The Commission, in its infinite wisdom, allowed for the delay. Not surprisingly, the respondent was not happy and advised the Commission that it was “disappointed”.
The matter was then enlivened by the respondent’s representative with the news of the extended incarceration, stating that the matter ought to be dismissed. The applicant’s father persisted in requesting that the matter be held over until his son’s release from prison.
The commission cited; procedural fairness does not mandate a matter be held over indefinitely. There must be some limit. In Allesch v Maunz, Kirby J said:
“It is a principle of justice that a decision maker, at least one exercising public power, must ordinarily afford a person whose interests may be adversely affected by a decision an opportunity to present material information and submissions relevant to such a decision before it is made.
“… it is worth emphasising that the principle just described does not require that the decision-maker actually hear (or receive the submissions of) the party potentially liable to be adversely affected. Sometimes, through stubbornness, confusion, misunderstanding, fear or other emotions, a party may not take advantage of the opportunity to be heard, although such opportunity is provided. Affording the opportunity is all that the law and principle require”.
Similarly, the Full Bench of the Commission has said:
“There is no legislative or common law requirement pursuant to which the Commission must persevere with an application in circumstances where the applicant’s conduct clearly demonstrates an unwillingness to participate in proceedings commenced at his or her initiative”.
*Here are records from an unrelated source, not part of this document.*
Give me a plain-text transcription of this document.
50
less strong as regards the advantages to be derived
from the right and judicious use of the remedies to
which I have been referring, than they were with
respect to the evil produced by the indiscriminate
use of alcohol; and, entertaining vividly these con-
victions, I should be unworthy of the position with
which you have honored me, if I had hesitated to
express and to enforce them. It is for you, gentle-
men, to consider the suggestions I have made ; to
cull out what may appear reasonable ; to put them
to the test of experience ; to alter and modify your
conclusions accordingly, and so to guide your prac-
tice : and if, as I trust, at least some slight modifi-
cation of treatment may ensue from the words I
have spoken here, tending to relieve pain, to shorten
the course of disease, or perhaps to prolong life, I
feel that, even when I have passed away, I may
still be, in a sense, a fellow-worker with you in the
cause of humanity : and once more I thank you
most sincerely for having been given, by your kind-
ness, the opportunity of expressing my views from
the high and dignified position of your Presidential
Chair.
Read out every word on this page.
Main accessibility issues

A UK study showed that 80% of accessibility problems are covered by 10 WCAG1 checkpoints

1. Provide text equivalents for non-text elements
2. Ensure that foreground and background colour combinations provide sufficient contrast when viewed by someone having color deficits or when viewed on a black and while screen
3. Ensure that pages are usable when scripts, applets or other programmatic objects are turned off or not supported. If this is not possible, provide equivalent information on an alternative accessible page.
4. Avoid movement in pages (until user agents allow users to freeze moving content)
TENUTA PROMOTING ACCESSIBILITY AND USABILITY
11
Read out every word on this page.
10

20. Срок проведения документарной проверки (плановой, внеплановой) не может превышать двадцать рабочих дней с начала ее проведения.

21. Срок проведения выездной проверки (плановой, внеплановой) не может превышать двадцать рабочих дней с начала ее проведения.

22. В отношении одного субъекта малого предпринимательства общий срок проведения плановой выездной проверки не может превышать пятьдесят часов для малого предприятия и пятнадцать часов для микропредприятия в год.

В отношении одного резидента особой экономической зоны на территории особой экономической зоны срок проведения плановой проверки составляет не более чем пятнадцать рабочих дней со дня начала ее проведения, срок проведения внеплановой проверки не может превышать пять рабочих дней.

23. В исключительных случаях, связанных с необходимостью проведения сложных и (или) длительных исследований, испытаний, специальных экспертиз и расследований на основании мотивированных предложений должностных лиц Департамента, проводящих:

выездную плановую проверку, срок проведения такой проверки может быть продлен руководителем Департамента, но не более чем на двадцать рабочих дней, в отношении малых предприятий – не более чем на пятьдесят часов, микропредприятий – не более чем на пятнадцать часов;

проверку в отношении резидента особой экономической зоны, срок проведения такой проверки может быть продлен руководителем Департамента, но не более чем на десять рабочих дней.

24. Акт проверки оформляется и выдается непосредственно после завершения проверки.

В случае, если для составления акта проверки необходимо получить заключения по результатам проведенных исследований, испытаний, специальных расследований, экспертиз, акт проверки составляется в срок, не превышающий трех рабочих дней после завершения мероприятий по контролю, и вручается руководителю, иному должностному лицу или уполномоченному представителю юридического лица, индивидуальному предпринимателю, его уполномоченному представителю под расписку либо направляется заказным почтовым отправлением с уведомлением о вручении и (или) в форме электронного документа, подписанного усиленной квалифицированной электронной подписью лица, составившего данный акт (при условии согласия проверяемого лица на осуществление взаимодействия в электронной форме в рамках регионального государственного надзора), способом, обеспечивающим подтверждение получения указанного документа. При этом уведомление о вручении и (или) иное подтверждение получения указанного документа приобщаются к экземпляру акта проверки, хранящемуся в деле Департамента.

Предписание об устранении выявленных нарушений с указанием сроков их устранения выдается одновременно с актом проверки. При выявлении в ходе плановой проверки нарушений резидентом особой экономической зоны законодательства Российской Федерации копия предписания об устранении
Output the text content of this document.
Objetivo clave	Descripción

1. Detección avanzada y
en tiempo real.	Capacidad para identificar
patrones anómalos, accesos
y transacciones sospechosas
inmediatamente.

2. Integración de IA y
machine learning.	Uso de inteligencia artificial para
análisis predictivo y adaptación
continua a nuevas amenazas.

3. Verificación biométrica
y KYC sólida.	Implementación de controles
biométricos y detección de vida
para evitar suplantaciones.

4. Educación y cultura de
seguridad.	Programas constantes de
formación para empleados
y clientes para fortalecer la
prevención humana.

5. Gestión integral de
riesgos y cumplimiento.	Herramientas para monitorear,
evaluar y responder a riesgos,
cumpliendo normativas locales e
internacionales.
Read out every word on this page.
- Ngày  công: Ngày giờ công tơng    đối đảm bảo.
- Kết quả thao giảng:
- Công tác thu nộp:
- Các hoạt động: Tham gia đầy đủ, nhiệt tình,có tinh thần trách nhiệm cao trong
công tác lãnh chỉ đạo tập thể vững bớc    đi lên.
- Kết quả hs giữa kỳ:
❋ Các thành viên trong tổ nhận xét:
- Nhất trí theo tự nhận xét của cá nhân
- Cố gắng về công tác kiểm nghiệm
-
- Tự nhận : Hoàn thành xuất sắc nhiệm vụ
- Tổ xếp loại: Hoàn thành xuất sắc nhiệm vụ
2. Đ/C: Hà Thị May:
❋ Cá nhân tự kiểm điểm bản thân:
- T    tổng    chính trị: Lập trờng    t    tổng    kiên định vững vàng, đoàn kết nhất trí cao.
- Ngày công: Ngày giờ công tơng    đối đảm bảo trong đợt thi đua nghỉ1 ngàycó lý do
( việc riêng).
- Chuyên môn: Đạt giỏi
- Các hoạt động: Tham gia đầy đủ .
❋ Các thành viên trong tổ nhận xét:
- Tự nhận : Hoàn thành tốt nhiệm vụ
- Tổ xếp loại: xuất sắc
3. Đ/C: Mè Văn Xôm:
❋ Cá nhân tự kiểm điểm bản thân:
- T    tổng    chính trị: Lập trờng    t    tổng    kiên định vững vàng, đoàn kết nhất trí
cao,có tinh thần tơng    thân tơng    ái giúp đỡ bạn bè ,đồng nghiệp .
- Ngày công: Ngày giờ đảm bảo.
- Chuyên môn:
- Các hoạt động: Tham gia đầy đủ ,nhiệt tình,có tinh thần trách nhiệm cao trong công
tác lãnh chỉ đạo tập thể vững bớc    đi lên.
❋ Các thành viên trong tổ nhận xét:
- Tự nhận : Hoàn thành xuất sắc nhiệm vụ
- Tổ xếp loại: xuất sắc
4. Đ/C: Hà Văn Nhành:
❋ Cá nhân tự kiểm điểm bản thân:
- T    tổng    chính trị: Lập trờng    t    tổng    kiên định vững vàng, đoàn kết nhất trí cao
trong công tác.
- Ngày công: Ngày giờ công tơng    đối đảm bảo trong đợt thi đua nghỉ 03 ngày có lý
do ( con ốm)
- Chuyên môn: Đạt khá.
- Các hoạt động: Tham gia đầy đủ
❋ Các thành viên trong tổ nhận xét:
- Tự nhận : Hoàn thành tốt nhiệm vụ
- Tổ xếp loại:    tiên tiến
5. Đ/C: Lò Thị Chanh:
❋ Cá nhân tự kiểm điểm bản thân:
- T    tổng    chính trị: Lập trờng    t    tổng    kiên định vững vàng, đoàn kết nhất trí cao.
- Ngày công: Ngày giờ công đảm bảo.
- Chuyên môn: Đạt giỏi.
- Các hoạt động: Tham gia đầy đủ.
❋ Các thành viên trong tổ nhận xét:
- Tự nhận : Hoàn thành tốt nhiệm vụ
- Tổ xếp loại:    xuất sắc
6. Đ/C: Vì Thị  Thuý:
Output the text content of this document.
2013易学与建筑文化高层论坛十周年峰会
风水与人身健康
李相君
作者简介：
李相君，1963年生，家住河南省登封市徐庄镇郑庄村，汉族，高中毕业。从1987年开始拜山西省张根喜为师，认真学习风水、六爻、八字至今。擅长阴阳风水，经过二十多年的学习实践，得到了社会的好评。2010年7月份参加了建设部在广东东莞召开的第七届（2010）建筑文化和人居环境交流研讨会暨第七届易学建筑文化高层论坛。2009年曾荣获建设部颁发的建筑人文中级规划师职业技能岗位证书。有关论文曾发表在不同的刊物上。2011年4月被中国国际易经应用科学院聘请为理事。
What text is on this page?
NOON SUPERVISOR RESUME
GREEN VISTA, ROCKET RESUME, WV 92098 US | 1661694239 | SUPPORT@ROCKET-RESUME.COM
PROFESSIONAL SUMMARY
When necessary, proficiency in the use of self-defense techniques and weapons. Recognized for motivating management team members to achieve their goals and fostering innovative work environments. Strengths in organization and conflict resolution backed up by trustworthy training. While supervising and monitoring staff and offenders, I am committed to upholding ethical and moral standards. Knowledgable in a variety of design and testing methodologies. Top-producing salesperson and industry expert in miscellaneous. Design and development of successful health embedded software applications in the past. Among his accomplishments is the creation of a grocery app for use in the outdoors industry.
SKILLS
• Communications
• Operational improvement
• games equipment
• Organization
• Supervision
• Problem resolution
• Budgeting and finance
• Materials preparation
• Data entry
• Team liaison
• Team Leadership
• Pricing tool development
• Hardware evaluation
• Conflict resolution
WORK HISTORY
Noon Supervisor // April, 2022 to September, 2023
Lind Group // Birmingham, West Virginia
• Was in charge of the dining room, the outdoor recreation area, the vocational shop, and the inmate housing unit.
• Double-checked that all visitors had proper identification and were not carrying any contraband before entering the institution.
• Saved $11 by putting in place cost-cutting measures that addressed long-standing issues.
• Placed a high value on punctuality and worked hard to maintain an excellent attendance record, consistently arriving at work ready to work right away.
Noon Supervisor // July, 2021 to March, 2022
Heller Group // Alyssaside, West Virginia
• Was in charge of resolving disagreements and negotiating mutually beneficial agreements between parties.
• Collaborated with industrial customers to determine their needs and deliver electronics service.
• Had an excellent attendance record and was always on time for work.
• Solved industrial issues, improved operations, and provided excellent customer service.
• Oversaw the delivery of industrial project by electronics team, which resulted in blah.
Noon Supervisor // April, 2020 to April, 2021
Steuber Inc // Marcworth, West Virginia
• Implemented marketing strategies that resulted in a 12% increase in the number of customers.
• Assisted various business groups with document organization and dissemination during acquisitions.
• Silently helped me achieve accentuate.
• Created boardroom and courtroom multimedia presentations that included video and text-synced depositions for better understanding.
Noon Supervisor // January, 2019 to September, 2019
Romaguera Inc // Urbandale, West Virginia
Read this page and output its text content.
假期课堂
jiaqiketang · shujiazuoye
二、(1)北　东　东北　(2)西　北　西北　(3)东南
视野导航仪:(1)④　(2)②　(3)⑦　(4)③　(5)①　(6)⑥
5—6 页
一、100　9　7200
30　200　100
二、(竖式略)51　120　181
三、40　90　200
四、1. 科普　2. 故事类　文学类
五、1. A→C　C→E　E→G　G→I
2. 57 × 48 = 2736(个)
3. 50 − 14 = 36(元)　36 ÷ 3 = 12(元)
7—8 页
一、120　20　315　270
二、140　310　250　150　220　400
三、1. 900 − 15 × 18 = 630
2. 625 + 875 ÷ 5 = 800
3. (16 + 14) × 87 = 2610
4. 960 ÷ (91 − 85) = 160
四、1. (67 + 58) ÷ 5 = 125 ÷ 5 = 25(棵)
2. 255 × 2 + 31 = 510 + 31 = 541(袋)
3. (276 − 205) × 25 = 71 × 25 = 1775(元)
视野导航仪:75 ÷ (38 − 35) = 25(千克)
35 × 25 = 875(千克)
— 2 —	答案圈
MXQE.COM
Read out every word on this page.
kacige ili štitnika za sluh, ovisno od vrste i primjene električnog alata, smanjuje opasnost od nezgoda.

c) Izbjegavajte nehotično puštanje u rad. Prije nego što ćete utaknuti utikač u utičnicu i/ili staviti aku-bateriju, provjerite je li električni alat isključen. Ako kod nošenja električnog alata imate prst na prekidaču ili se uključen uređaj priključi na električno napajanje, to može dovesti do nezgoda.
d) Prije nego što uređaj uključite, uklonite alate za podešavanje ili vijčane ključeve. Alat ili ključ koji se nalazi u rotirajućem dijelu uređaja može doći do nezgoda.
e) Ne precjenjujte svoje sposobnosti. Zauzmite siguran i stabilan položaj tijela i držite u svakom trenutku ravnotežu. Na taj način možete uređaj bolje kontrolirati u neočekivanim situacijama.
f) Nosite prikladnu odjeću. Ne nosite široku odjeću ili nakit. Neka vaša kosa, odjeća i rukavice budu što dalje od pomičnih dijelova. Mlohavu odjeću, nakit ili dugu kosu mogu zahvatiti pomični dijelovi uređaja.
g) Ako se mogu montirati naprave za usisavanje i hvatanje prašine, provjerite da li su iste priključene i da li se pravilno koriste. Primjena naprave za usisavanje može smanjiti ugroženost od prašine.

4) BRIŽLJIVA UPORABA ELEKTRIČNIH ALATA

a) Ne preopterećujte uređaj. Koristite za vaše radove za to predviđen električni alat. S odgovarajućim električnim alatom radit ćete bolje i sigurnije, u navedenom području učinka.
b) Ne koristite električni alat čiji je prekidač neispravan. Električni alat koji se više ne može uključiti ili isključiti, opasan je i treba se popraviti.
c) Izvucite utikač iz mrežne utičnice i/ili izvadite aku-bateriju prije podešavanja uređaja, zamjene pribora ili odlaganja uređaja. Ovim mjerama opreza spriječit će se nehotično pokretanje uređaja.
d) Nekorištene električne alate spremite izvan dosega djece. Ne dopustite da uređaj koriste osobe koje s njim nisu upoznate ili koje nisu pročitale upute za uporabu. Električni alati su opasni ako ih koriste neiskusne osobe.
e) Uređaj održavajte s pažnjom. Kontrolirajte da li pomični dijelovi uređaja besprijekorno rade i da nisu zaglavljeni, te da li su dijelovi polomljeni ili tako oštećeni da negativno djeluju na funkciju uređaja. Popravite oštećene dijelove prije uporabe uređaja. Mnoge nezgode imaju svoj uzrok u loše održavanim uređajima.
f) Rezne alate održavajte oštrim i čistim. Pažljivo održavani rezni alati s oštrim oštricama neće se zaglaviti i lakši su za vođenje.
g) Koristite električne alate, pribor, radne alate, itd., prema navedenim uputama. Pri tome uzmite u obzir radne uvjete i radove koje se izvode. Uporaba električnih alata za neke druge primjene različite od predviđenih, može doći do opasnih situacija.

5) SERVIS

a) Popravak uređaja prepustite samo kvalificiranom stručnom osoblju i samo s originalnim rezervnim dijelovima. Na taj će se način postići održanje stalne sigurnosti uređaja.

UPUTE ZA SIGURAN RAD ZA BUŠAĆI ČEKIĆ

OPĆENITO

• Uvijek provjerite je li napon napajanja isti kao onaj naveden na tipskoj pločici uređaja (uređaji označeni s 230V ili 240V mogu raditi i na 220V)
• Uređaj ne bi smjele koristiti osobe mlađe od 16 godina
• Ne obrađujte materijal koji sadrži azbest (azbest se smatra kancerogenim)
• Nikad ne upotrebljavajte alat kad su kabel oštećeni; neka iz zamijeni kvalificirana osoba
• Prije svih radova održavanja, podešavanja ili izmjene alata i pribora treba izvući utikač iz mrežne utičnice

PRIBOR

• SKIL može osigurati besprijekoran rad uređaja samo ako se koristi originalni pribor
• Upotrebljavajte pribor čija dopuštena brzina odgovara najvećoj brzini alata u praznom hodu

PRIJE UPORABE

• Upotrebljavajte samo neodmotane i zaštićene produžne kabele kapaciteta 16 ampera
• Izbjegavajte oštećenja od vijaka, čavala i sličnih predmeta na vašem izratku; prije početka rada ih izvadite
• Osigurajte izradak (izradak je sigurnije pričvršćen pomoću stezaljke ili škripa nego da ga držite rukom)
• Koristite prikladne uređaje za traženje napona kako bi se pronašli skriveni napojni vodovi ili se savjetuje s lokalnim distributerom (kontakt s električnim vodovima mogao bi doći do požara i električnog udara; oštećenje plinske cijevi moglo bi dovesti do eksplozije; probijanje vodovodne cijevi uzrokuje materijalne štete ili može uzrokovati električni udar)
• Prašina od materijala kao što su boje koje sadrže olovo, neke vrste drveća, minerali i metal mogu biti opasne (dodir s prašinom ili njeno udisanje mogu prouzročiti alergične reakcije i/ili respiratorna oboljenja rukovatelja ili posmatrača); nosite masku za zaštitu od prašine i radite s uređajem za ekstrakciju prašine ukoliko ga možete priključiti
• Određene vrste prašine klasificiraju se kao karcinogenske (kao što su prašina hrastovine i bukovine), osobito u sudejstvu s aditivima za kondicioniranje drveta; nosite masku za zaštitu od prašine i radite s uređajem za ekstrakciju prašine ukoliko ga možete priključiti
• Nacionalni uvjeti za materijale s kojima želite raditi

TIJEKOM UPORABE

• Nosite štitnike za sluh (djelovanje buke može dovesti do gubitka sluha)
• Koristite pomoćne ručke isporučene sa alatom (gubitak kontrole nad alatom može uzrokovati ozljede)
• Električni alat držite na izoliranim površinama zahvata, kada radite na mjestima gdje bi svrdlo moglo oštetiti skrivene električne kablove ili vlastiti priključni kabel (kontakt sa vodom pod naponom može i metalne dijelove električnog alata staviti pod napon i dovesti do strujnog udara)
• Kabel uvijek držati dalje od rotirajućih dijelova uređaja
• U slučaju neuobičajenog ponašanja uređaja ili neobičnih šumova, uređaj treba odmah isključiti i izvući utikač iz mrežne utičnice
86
The power to dismiss an application for want of prosecution is a circumstance that falls squarely within the breadth contemplated by s.587. In Chand v State Rail Authority of NSW (Chand), considering a predecessor provision to that at hand, Lawler VP, McCarthy DP and Redmond C neatly summarised the circumstances and principles that govern dismissing a matter for want of prosecution:
“It is not usual to deal with the failure of a party to appear at the time a matter is listed for hearing by summary disposal for want of prosecution. Rather, the usual course when an adjournment application is refused in such circumstances is to proceed with the hearing. If no evidence is called, the application may be dismissed substantively because the applicant has not discharged his or her obligation to establish a case …
The classic circumstances that enliven a court’s discretion to dismiss an action for want of prosecution are a failure, typically a repeated failure, by a plaintiff to comply with directions of the court or a prolonged period of inactivity on the part of a plaintiff.
The commission then cited a number of cases along the same theme, concluding with:
“The ultimate the issue is what is required by the interests of justice in the circumstances of the particular case. In Sali v SPC Ltd Brennan, Deane and McHugh JJ noted that:
“It is true that it is only in extraordinary circumstances that the interests of justice will be served by a refusal of an adjournment in a case such as the present where the practical effect of the refusal is to terminate the proceedings.”
Citations by the truck load were then examined by the Commission to justify dismissing this application.
Psychiatric illness or not, the applicant was dismissed for dishonesty, and this ultimately will not be tested. However, the applicant’s dad (naturally being in support of his son) wished the employer to have an unfair dismissal application stayed for years and ultimately this is not practical. Why the Commission felt the need to justify its decision with citation after citation beggars belief.
In any event, the right decision was made, and proves that this is just another matter that takes up too much money, time and energy that could be used in the efficient running of a business.